GATE Changelog

What's new in GATE 7.1 Build 4485

Mar 12, 2013
  • New plugins:
  • The TermRaider plugin has provides a toolkit and sample application for term extraction.
  • Two new plugins, Tagger_Zemanta and Tagger_Lupedia provide PRs that wrap online annotation services provided by Zemanta and Ontotext.
  • A new plugin named Coref_Tools includes a framework for fast co-reference processing, and one PR that performs orthographical co-reference in the style of the ANNIE Orthomatcher.
  • A new Configurable Exporter PR in the Tools plugin, allowing annotations and features to be exported in formats specified by the user (e.g. for use with external machine learning tools).
  • Support for reading a number of new document formats has also been added:
  • PubMed and the Cochrane Library formats.
  • CoNLL “IOB” format.
  • MediaWiki markup, both plain text and XML dump files such as those from Wikipedia.
  • In addition, “ready-made applications” have been added to many existing plugins (notably the Lang_* non-English language plugins) to make it easier to experiment with their PRs.
  • Library updates:
  • Updated the Stanford Parser plugin to version 2.0.4 of the parser itself, and added run-time parameters to the PR to control the parser’s dependency options.
  • The Measurement and Number taggers have been upgraded to use JAPE+ instead of JAPE. This should result in faster processing, and also allows for more memory efficient duplication of PR instances, i.e. when a pool of applications is created.
  • The OpenNLP plugin has been completely revised to use Apache OpenNLP 1.5.2 and the corresponding set of models.
  • GATE Embedded API changes:
  • Some of the most significant changes in this version are “under the bonnet” in GATE Embedded:
  • The class loading architecture underlying the loading of plugins and the generation of code from JAPE grammars has been re-worked. The new version allows for the complete unloading of plugins and for better memory handling of generated classes. Different plugins can now also use different versions of the same 3rd party libraries. There have also been a number of changes to the way plugins are (un)loaded which should provide for more consistent behavior.
  • The GATE XML format has been updated to handle more value types (essentially every data type supported by XStream should be usable as feature name or value. Files in the new format can be opened without error by older GATE versions, but the data for the previously-unsupported types will be interpreted as a String, containing an XML fragment.
  • The PRs defined in the ANNIE plugin are now described by annotations on the Java classes rather than explicitly inside creole.xml. The main reason for this change is to enable the definitions to be inherited to any subclasses of these PRs. Creating an empty subclass is a common way of providing a PR with a different set of default parameters (this is used extensively in the language plugins to provide custom gazetteers and named entity transducers). This has the added benefit of ensuring that new features also automatically percolate down to these subclasses. If you have developed your own PR that extends one of the ANNIE ones you may find it has acquired new parameters that were not there previously, you may need to use the @HiddenCreoleParameter annotation to suppress them.
  • The corpus parameter of LanguageAnalyser (an interface most, if not all, PRs implement) is now annotated as @Optional as most implementations do not actually require the parameter to be set.
  • When saving an application the plugins are now saved in the same order in which they were originally loaded into GATE. This ensures that dependencies between plugins are correctly maintained when applications are restored.
  • API support for working with relations between annotations was added.
  • The method of populating a corpus from a single file has been updated to allow any mime type to be used when creating the new documents.
  • And numerous smaller bug fixes and performance improvements…
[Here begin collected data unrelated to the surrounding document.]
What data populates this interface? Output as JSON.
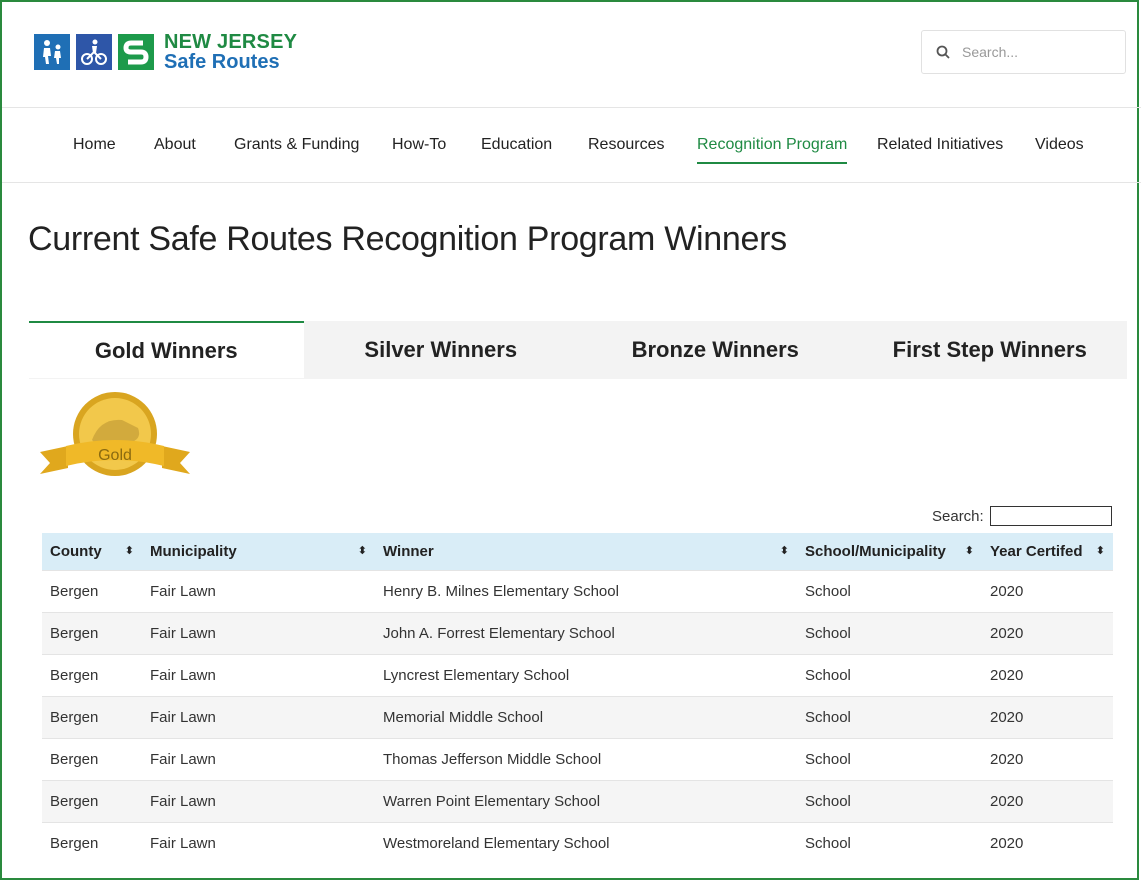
{
  "brand": {
    "line1": "NEW JERSEY",
    "line2": "Safe Routes"
  },
  "search": {
    "placeholder": "Search..."
  },
  "nav": [
    {
      "label": "Home"
    },
    {
      "label": "About"
    },
    {
      "label": "Grants & Funding"
    },
    {
      "label": "How-To"
    },
    {
      "label": "Education"
    },
    {
      "label": "Resources"
    },
    {
      "label": "Recognition Program",
      "active": true
    },
    {
      "label": "Related Initiatives"
    },
    {
      "label": "Videos"
    }
  ],
  "page_title": "Current Safe Routes Recognition Program Winners",
  "tabs": [
    {
      "label": "Gold Winners",
      "active": true
    },
    {
      "label": "Silver Winners"
    },
    {
      "label": "Bronze Winners"
    },
    {
      "label": "First Step Winners"
    }
  ],
  "medal": {
    "label": "Gold"
  },
  "table_search": {
    "label": "Search:"
  },
  "table": {
    "columns": [
      "County",
      "Municipality",
      "Winner",
      "School/Municipality",
      "Year Certifed"
    ],
    "rows": [
      [
        "Bergen",
        "Fair Lawn",
        "Henry B. Milnes Elementary School",
        "School",
        "2020"
      ],
      [
        "Bergen",
        "Fair Lawn",
        "John A. Forrest Elementary School",
        "School",
        "2020"
      ],
      [
        "Bergen",
        "Fair Lawn",
        "Lyncrest Elementary School",
        "School",
        "2020"
      ],
      [
        "Bergen",
        "Fair Lawn",
        "Memorial Middle School",
        "School",
        "2020"
      ],
      [
        "Bergen",
        "Fair Lawn",
        "Thomas Jefferson Middle School",
        "School",
        "2020"
      ],
      [
        "Bergen",
        "Fair Lawn",
        "Warren Point Elementary School",
        "School",
        "2020"
      ],
      [
        "Bergen",
        "Fair Lawn",
        "Westmoreland Elementary School",
        "School",
        "2020"
      ]
    ]
  },
  "colors": {
    "accent": "#1f8a43",
    "brand_blue": "#1f6fb5",
    "header_row": "#d9edf7"
  }
}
New in GATE 7.0 (Mar 12, 2013)

  • Major new features:
  • The CREOLE Plugin Manager has been completely re-written and now includes support for installing new plugins from remote update sites.
  • In addition, plugins can now contribute additional “ready-made applications” to the GATE Developer menus alongside the standard applications (ANNIE, etc.).
  • A new plugin named JAPE_Plus has been added. It contains a new JAPE execution engine that includes various optimizations and should be significantly faster than the standard engine. JAPE_Plus has not yet been comprehensively tested, so it should be considered beta software, and used with caution.
  • A new Java-based launcher has been implemented which now replaces the use of Apache ANT for starting-up GATE Developer. The GATE Developer application now behaves in a more natural way in dock-based desktop environments such as Mac OS X and Ubuntu Unity.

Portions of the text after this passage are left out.